For the record, I am a Cessationist (I've always have been). At this point, I want to mention a hindrance to reformation among African Americans---the Full Gospel movement, especially the Full Gospel Baptist movement.
"Bishop" Paul S. Morton, formerly of New Orleans, spearheaded this movement in the early 1990s. As a result, a number of National Baptist churches left the National Baptist Convention, USA, Inc. to form this fellowship with Paul Morton, the presiding bishop. Some churches may have remained with the convention, I don't know. A National Baptist church has a right to embrace Pentecostalism and remain in good standing with the convention.
The emphasis on tongues-speaking and the "gifts" has set biblical worship a drift in African American Baptist churches, as younger pastors have grown up with this type of worship and re-form (or maybe it is proper to write "deform") the worship taking further and further away from biblical commands and precepts.
To place the tongues issue into Reformed confessional context, the Westminster Confession states that prayer must be in a "known tongue." Were the Westminster divines responding to proto-Pentecostalism? No, they responded to the Roman Catholic Church and its Latin liturgy. Let us give the divines credit for a good application of 1 Corinthians 14; drawing from that chapter, they knew that Paul commands that speech in worship is to be done in a language that is understood by all.
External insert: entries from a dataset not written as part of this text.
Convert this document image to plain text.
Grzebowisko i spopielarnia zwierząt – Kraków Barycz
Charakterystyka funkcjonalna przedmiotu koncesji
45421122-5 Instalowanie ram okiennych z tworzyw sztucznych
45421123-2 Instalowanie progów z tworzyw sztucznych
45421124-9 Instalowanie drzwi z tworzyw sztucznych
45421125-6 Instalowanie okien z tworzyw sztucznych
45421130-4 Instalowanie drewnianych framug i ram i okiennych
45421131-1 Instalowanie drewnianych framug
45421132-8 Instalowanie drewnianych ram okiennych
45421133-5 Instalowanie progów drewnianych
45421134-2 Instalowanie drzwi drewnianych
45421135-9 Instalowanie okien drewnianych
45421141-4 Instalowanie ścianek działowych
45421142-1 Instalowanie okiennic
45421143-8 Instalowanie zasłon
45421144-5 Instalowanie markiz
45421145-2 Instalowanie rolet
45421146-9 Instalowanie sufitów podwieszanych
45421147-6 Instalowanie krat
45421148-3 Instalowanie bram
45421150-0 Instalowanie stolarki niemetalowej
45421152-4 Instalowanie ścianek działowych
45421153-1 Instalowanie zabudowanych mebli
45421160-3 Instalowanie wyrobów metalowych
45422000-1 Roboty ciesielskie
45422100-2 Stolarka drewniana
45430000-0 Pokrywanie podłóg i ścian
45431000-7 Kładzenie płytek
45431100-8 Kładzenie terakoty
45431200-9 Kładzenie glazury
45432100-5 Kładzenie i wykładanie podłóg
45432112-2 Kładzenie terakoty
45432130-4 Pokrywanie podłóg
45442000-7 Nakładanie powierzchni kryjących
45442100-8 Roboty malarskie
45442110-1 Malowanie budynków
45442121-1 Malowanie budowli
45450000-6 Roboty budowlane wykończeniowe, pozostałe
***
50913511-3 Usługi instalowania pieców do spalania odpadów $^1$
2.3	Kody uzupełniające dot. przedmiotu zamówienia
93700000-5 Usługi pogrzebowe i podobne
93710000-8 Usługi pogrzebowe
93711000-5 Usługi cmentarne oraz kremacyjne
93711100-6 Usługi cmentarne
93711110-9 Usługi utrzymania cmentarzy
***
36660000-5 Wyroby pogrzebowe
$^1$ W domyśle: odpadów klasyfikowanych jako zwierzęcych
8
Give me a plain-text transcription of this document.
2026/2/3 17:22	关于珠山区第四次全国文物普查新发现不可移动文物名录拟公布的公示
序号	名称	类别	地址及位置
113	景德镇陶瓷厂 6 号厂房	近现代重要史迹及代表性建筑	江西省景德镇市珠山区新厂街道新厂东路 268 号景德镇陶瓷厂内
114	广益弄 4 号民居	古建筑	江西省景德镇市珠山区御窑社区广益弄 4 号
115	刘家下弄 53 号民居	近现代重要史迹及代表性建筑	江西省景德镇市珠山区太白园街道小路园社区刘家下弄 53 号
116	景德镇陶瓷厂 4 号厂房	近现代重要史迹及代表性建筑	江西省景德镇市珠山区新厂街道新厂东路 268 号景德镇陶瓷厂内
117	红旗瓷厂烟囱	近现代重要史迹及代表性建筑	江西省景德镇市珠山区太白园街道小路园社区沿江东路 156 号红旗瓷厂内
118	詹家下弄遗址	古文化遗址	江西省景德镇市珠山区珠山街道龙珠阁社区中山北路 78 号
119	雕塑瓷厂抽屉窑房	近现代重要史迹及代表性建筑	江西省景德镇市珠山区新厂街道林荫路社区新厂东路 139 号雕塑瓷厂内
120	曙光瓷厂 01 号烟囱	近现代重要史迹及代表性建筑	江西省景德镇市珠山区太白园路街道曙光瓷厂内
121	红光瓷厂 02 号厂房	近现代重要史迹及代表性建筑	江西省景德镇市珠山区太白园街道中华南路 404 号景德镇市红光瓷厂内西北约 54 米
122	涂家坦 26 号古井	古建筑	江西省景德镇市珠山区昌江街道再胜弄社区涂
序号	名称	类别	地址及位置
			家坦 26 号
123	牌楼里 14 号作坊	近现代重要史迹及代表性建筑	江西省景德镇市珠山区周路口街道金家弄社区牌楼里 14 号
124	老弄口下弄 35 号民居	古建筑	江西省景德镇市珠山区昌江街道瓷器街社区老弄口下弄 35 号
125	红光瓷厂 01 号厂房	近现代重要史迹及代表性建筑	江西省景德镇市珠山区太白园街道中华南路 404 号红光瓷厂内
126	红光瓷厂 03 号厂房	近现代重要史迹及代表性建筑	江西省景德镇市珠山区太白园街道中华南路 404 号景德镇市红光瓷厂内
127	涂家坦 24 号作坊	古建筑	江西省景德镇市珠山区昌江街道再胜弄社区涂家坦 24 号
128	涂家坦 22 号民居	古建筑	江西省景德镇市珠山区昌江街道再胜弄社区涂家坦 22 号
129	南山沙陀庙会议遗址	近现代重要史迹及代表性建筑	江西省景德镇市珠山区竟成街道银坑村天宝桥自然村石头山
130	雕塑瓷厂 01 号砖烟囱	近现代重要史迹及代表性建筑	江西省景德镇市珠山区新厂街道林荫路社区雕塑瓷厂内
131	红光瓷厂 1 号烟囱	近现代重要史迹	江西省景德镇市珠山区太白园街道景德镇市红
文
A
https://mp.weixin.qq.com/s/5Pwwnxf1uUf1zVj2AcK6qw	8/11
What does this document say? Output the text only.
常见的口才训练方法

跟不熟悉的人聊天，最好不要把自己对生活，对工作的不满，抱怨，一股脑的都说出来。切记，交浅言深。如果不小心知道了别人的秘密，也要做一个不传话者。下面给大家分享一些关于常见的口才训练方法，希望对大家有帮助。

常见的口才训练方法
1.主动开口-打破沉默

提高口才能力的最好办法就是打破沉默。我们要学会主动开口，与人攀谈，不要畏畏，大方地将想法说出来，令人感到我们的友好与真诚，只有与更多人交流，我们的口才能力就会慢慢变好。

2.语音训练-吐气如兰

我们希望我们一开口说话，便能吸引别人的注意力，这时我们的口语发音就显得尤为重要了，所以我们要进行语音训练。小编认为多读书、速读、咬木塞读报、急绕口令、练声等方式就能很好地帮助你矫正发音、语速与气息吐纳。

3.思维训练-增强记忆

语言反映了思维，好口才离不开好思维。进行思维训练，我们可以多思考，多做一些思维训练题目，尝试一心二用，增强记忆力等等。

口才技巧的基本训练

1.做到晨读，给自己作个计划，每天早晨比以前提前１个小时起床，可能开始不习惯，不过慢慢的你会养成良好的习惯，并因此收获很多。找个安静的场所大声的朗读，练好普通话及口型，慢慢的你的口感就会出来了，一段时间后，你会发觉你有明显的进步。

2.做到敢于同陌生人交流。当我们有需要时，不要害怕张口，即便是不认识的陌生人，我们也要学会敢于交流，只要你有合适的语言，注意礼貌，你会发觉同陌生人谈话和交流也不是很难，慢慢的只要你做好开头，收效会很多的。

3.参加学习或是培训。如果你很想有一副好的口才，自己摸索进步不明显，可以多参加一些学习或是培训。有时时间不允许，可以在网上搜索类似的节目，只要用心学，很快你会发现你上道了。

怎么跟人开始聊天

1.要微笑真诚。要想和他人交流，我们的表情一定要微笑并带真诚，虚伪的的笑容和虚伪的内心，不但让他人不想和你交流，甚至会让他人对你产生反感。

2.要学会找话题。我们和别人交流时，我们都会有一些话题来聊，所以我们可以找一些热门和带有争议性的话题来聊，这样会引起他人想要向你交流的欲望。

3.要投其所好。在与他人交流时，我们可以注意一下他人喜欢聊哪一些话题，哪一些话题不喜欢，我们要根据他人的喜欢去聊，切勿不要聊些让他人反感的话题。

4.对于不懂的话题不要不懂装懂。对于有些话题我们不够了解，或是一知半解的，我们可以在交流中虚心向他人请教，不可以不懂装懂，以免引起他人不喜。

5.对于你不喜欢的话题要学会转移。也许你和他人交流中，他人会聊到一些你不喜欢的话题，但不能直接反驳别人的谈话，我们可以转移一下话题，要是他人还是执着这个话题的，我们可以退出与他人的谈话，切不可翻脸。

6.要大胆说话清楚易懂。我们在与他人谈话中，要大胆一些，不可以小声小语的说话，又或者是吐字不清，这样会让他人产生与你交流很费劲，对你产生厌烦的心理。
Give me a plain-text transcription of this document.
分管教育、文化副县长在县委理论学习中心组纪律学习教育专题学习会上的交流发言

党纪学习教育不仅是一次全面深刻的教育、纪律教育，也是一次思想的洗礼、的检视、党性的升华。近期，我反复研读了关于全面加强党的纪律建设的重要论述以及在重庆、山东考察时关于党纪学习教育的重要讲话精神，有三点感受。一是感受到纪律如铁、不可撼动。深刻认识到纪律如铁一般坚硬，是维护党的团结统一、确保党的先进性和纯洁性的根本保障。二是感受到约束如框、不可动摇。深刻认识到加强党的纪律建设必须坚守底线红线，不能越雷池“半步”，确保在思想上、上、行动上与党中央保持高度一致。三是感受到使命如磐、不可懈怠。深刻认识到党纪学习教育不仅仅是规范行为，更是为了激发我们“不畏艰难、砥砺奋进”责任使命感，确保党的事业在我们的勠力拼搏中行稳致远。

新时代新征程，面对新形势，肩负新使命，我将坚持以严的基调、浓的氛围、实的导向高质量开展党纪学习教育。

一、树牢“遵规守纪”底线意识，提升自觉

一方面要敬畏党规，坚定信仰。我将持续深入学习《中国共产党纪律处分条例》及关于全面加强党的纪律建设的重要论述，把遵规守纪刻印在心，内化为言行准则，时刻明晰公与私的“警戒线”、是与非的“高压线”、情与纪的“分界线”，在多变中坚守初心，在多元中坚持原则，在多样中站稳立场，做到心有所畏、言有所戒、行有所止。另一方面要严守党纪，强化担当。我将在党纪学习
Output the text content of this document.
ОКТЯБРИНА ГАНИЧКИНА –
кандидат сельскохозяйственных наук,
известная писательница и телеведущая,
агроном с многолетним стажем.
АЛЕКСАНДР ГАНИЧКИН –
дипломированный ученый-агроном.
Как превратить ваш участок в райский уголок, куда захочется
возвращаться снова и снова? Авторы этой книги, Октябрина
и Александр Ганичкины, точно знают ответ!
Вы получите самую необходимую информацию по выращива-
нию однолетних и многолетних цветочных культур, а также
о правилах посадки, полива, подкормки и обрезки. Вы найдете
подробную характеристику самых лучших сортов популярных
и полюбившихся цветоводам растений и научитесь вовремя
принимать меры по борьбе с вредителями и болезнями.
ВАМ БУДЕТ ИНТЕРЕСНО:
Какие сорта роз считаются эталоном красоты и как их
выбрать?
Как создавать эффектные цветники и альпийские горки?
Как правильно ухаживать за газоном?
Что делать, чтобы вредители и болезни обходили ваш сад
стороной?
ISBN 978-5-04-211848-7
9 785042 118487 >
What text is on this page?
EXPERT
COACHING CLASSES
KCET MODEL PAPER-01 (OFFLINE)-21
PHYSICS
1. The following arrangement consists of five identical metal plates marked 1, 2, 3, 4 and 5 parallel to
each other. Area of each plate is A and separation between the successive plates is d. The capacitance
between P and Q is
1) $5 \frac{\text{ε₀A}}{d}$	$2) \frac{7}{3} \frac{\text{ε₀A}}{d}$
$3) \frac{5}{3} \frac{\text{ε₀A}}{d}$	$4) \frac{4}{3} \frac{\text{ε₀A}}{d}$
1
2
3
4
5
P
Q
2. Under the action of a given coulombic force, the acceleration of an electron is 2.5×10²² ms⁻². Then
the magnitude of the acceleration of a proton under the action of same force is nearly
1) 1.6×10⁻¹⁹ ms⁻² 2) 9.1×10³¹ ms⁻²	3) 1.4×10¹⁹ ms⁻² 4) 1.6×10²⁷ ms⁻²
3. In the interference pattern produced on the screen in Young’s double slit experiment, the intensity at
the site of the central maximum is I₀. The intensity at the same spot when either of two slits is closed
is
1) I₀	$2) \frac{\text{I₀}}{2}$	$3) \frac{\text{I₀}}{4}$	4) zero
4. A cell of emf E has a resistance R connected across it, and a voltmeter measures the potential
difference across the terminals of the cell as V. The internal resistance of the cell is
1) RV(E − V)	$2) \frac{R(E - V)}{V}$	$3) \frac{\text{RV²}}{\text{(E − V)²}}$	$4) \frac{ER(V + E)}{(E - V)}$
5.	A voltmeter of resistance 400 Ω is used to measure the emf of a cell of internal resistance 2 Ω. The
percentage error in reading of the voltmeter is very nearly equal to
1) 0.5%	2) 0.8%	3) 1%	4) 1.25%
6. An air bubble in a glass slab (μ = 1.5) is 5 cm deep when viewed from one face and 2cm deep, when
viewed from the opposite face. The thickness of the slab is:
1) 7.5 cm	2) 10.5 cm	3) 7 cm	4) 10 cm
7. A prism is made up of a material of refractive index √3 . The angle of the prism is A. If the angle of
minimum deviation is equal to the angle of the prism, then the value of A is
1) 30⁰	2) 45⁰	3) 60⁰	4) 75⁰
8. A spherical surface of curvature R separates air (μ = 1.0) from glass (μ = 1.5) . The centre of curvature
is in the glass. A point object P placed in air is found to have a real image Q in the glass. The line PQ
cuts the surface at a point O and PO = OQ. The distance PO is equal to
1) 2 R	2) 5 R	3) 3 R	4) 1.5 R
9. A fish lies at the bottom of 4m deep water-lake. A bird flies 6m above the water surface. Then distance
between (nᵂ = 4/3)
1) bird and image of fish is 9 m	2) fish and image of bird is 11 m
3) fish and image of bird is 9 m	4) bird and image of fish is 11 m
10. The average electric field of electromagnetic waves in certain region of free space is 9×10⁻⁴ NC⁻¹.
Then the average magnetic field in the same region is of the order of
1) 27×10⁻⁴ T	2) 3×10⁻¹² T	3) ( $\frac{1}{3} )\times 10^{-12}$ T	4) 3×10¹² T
Language in an element of worship edifies; therefore, the singing is to be in the common language, the preaching, and the praying also. The Roman Church had circumvented this commandment, and nowadays Pentecostals and Charismatics that practice what they call tongue-speaking abrogate this commandment as well, especially when men and women (usually preachers or worship leaders) break out spontaneously in "tongues." I see them on television, and they never interpret these "tongues," which is in clear rejection of Paul's commandment.
According to the Holy Scriptures, prayer is to be in the common language, or interpreted into the common language so all may say, "Amen."